You have probably already heard of the 16 firms brought under enforcement for the improper use of electronic communications. For years, these firms had employees routinely communicate business matters via text messaging applications on their personal devices without the proper retention of those records. The fines amounted to $1.1 billion and should serve as a warning for investment advisors. 

OCIE (now the Division of Exams) issued a Risk Alert back in December 2018 summarizing what they found to be adequate practices of examined advisors as it related to electronic messaging and is a good reference point even today as firms revisit their current practices.

Background

Rule 204-2 of the Investment Advisors Act (“Rule”) requires advisors to maintain books and records relating to their advisory business. Section 204-2(a)(7) specifically requires advisors to keep and maintain records of all written communications received and sent by the advisor relating to a) any recommendation made or proposed, b) receipt, disbursement, or delivery of funds or securities, c) the placing or execution of any order to buy or sell a security, and/or d) the performance or rate return of any or all managed accounts or securities recommendations.
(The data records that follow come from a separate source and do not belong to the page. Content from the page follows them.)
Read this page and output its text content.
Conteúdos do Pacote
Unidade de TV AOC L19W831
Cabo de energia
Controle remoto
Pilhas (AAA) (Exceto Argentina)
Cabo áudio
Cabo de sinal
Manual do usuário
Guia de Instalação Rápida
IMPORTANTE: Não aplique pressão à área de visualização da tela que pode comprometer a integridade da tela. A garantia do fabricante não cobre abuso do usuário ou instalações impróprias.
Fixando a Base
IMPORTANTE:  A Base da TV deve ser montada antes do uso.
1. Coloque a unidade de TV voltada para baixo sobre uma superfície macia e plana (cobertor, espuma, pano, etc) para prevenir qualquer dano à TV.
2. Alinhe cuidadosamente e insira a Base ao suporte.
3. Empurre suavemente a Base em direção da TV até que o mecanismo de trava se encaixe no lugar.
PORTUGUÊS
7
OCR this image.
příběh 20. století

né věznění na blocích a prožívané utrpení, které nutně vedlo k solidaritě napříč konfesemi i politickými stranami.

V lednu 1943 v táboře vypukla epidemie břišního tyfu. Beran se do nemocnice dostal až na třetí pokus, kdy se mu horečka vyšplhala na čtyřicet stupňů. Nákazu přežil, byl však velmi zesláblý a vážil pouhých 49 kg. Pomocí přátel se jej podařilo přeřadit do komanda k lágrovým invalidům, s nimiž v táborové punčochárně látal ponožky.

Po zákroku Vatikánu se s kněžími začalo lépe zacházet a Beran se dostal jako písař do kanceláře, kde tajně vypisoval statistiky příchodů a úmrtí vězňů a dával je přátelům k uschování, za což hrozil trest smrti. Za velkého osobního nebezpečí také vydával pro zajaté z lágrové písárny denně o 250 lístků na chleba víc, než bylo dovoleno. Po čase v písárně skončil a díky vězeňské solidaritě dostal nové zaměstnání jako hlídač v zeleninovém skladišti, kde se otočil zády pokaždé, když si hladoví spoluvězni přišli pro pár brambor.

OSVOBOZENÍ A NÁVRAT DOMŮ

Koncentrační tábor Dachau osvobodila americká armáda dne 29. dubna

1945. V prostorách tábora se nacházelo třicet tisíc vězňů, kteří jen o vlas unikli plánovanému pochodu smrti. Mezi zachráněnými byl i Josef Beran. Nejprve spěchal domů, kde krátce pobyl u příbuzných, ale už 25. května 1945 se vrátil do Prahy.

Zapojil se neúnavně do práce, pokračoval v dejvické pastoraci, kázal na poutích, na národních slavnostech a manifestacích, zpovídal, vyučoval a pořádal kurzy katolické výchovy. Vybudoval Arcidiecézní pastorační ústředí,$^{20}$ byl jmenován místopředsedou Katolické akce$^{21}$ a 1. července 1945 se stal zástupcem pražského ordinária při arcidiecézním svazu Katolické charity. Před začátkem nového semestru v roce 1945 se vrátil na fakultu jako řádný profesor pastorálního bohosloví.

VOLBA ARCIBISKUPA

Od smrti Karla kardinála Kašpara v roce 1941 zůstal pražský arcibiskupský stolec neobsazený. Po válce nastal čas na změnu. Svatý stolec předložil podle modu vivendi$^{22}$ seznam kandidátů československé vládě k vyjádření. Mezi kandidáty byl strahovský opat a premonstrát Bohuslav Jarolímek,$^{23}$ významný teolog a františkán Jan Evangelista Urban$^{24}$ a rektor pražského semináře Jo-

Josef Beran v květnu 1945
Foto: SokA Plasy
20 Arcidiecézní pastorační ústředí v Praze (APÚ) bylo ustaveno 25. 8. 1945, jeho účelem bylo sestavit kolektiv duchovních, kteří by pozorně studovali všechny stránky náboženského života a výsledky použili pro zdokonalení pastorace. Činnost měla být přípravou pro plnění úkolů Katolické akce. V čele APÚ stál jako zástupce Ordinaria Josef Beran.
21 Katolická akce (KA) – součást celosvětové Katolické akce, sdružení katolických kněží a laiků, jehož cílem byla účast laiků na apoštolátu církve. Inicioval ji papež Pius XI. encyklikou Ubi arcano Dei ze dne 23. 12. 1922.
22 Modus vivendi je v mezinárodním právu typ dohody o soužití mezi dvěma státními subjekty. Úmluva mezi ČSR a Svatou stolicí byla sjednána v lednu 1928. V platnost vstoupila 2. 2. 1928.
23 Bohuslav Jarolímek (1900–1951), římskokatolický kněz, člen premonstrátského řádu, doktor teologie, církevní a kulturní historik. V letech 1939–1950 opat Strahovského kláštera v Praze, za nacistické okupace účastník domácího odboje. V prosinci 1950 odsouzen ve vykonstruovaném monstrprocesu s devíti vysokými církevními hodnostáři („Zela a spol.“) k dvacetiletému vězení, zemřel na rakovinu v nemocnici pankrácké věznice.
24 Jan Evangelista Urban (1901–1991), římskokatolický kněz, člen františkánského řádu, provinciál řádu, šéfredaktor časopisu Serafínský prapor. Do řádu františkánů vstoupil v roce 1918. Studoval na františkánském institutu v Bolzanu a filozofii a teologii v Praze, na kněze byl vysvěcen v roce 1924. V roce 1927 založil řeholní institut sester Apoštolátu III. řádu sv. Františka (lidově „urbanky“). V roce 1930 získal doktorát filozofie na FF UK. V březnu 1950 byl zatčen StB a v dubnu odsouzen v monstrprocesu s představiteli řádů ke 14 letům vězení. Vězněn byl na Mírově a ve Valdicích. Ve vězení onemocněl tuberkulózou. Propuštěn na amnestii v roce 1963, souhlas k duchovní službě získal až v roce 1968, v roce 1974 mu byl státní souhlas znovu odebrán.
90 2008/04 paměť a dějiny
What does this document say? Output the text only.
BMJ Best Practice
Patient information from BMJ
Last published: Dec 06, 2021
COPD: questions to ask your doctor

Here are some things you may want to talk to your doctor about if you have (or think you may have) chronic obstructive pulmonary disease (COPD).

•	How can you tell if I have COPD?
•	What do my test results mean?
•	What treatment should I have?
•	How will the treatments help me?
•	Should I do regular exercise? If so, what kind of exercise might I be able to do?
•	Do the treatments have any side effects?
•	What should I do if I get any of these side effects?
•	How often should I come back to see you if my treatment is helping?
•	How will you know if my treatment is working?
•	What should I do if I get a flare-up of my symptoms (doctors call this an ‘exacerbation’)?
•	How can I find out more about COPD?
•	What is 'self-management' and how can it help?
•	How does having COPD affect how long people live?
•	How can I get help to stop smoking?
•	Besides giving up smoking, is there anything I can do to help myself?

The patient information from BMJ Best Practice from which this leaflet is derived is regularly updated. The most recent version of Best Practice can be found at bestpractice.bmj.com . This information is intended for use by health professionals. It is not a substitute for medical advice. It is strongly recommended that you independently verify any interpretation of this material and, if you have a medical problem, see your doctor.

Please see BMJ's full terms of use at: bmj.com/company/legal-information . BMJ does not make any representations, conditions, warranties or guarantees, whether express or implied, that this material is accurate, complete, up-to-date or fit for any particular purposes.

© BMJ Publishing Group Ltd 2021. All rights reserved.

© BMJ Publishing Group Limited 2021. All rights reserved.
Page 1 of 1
The Rule itself doesn’t require advisors to maintain all emails, text messages, Teams messages, etc., however, if the firm allows certain types of electronic media (or is silent on the requirements) for communicating business matters and doesn’t retain ALL of the correspondence, the challenge becomes trying to substantiate to the Division of Exams that key records were not destroyed or deleted. Therefore, it is in your best interest to have policies and procedures on the use of electronic messaging, training amongst internal staff, tools to retain allowed modalities, and an oversight review to substantiate that all policies are reasonably designed to prevent violations of the Rule.

Suggested Practices

Policies and Procedures

If you don’t already, you should have policies and procedures that clearly outline to your personnel what approved modalities are allowed for communicating business-related matters and what modalities are not allowed. Interview key personnel to ensure you have a grasp on all the electronic communications used by internal staff and your firm’s clients. In addition, the policies should address the retention and review of the allowed modalities. The policies should further outline what the staff is to do in the event they receive communications on an unapproved modality (such as text), including reporting the violation and how to retain that communication to meet the requirements of the Rule.

Train Your Staff

Fact: You have to remind your internal staff of the policies and requirements. They forget and need to be reminded, as we all do. Help them understand the reason for the policies to build buy-in. Keep documentation of all of the trainings conducted and the attendees to substantiate to the SEC Staff when undergoing an exam.

Attestations

It’s not required, but it is a best practice to require attestations from internal staff to affirm they understand the policies for electronic communication, and that they have complied. This puts the onus on the employee, and in most cases makes them think about the policies and their adherence before signing.

Reviews

Although not explicitly required, it’s expected and a best practice to regularly review retained electronic correspondence. It is in these reviews that we have often found instances where internal staff were, for example, sending emails to their personal email account. Be sure to document all reviews you conduct so you can substantiate to the SEC Staff during an examination that you are conducting reviews, which you can also maintain as part of your firm’s annual review requirement.

Mobile Device Management

Mobile Device Management is software that allows a third party, typically IT, to control, secure, and enforce policies on smartphones. Again, this is not a requirement, but it is a best practice for advisors to maintain control over the applications on personal and work-related devices. The firm can set up rules and parameters that assist with not only the books and records requirements but also cybersecurity controls. It can further allow the firm to wipe clean applications used for business if devices are lost or stolen to further protect the firm and the firm’s clients.

Conclusion

Whenever you have a large enforcement case, such as the one brought upon those 16 brokerage firms, it serves as a warning for others in the industry. It’s important that your firm re-visit its policies on the use of electronic messaging or draft one if it’s not already in place, incorporate this as a topic in the firm’s compliance training, ensure regular reviews as part of the firm’s annual review requirements, and consider other possible controls, such as mobile device management. It’s important to first assess the firm’s risk level and ensure the controls in place are reasonably designed to mitigate the identified risk(s) and prevent violations of the Rule.